One day in her desperate search for food and lodgings the mother left Malwina alone in a tea house filled with Uzbek men, and a few Russian women. ( Uzbek women were not allowed on the premises.) She was gone a long time, and Malwina began to worry that she might not return. Among the men she noticed a man whose appearance frightened her greatly. He was filthy, dressed in rags, hair and beard unshorn, a terrifying sight to a frightened young child.

Clutching her small bag of belongings in her arms she began to pray ,in Polish, calling upon God's help in her hour of need. To her terror, the unkempt man recognized her polish prayer, and said, in polish, "A Polish child ! Are you a Pole ?" Scared to death, she nodded mutely, and began to cry.  The man drew a piece of moldy bread from his filthy clothing and offered it to Malwina. She refused to take it, hoping he would desist, and leave her alone. But he didn't leave. He persisted in speaking to her, and little by little heard from her how her mother had gone out into the street, looking for food in rubbish tins or anywhere.

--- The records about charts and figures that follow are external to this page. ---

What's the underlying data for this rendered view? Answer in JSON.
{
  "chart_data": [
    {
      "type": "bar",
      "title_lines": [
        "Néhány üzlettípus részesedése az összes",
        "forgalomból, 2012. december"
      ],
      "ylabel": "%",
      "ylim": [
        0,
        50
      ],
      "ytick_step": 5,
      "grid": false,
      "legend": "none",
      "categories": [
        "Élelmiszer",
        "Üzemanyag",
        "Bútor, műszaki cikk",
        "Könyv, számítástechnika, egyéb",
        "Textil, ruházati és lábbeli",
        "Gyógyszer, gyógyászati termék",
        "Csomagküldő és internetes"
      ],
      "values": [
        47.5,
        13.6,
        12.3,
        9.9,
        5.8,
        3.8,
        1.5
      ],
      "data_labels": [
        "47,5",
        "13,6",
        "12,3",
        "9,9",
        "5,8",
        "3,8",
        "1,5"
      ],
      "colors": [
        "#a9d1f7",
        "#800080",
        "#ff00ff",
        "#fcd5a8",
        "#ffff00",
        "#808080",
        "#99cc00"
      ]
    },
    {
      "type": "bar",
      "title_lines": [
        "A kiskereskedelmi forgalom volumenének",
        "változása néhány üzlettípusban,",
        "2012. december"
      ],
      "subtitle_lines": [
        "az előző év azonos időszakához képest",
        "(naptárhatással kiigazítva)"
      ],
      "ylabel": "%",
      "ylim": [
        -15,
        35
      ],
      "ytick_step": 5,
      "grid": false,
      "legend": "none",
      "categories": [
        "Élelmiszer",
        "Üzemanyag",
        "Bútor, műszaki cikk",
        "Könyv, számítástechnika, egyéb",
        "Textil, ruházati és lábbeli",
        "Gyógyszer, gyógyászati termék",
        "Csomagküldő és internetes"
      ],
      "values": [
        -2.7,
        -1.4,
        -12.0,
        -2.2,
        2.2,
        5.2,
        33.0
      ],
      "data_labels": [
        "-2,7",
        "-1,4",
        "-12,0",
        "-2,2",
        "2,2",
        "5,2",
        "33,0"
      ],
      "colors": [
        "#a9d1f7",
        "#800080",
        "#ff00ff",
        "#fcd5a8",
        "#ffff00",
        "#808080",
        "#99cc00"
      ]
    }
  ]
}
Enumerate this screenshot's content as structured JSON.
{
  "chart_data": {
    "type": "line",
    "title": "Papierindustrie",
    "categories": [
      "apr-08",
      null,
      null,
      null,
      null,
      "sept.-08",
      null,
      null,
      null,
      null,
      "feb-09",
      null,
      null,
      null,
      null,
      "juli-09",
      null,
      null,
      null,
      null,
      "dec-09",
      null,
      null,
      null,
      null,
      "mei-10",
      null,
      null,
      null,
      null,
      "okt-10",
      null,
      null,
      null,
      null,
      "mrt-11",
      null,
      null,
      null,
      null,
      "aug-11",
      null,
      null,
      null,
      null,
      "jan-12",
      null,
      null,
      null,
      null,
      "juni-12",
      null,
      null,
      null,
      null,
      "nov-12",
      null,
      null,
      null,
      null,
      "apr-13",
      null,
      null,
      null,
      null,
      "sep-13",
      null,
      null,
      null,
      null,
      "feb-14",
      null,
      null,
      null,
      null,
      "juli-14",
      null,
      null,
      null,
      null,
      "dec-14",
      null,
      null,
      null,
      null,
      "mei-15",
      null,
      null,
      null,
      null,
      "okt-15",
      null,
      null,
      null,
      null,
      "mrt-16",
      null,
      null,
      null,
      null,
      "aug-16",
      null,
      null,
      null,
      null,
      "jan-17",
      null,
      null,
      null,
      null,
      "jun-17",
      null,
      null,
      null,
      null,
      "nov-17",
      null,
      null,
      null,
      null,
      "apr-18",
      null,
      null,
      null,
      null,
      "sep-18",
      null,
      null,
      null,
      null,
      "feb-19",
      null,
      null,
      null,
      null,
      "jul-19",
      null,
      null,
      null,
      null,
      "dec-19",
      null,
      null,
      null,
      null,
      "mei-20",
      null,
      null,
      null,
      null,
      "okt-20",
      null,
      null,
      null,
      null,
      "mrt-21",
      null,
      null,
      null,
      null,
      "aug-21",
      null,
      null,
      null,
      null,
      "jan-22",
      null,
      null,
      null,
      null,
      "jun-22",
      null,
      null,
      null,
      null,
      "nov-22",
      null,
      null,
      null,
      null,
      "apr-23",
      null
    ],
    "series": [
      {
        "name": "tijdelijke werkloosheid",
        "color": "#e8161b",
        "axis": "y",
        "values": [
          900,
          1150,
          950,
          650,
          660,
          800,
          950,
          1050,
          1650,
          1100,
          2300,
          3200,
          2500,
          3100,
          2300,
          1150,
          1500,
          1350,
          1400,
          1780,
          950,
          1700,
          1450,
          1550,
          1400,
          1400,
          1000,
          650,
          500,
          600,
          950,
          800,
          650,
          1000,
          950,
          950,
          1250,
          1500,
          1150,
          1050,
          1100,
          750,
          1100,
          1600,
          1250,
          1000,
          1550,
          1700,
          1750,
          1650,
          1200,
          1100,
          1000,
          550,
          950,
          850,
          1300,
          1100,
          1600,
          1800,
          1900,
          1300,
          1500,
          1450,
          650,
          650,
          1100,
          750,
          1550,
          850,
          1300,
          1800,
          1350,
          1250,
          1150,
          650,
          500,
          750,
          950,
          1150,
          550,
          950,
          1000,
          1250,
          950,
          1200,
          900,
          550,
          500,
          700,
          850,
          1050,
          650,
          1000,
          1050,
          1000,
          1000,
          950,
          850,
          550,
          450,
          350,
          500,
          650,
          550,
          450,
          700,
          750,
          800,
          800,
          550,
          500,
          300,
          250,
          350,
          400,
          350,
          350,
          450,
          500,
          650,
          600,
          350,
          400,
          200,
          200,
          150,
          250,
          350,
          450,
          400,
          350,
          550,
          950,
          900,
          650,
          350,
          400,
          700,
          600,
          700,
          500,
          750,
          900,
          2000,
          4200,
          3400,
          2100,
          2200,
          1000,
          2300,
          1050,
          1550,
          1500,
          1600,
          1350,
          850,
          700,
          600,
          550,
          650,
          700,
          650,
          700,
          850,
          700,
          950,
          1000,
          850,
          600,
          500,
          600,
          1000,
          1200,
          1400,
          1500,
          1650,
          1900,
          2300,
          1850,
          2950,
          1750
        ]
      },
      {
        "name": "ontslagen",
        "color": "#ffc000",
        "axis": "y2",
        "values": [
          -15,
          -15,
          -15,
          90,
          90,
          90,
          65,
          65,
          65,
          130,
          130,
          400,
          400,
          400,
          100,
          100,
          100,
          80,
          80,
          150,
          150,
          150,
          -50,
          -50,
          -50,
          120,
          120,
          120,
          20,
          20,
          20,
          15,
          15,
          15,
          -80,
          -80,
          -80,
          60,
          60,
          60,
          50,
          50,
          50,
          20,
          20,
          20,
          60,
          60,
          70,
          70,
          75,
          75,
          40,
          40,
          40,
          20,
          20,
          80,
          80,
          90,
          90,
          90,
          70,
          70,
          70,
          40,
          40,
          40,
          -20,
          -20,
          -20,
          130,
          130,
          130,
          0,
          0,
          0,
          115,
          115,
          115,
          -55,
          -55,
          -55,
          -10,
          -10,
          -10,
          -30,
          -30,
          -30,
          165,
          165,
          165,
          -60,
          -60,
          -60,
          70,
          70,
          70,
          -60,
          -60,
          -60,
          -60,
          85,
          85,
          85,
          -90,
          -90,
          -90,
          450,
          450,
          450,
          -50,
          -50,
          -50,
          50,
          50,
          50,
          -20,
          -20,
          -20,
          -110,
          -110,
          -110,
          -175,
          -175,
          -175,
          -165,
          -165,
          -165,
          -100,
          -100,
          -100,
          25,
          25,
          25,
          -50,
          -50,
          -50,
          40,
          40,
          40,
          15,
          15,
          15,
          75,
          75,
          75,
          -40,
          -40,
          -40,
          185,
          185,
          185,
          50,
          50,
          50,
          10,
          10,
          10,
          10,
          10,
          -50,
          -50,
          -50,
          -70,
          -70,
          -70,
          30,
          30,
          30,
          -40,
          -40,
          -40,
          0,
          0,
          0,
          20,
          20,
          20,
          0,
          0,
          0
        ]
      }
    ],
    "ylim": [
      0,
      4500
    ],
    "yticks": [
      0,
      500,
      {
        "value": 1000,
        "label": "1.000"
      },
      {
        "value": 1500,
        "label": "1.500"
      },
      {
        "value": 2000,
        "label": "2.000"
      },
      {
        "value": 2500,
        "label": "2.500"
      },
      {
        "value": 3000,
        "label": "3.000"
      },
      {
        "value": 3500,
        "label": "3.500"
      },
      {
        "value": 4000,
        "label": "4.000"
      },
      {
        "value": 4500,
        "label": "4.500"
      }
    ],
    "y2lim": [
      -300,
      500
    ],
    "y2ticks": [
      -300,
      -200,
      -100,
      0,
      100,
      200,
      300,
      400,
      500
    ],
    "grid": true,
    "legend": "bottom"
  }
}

Gradually, the man found out where her mother had gone, and telling Malwina to stay where she was, he went out looking for the mother, having gathered as much description as Malwina could provide. He eventually, after much searching found her. She had fainted from exhaustion and lack of food, and was lying on a bench in a small park.

He reunited them, helped them find the local Polish delegate, who provided them with what little help he could spare. So a man whose appearance was enough to scare a frightened child almost witless, turned out to be a knight, if not in shining Armour , still was their Saviour in their desperate hour of need.

Malwina often tells this story, and emphasises that an individual must never be judged on appearances, but rather on actions.
 This has little to do with SoC, I know, but I was just trying to illustrate a point.
 Please excuse .
--- Trevor.


Frybabe

  • Posts: 10015
Re: Story of Civilization ~ Will & Ariel Durant
« Reply #1518 on: November 05, 2011, 11:29:35 PM »
That could count as a little miracle, Trevor. Just when you think all is lost, they appear.

Emily

  • Posts: 365
Re: Story of Civilization ~ Will & Ariel Durant
« Reply #1519 on: November 06, 2011, 12:39:47 AM »
Trevor, the story of your wife's ordeal is very fitting for this discussion. It is a fine example of 'looks being deceiving'. Since your wife was a child at the time in a room full of strangers, she had a right to be concerned about all of them.

Durant uses portrait descriptions a lot especially in describing the Popes. How much more one could perceive in person.

Just today I was discussing 'new friends' with my grandson (a sophmore in college). I told him that I had a small circle of friends, but a ton of acquaintances. I tried to explain the difference and he said 'he got the message'.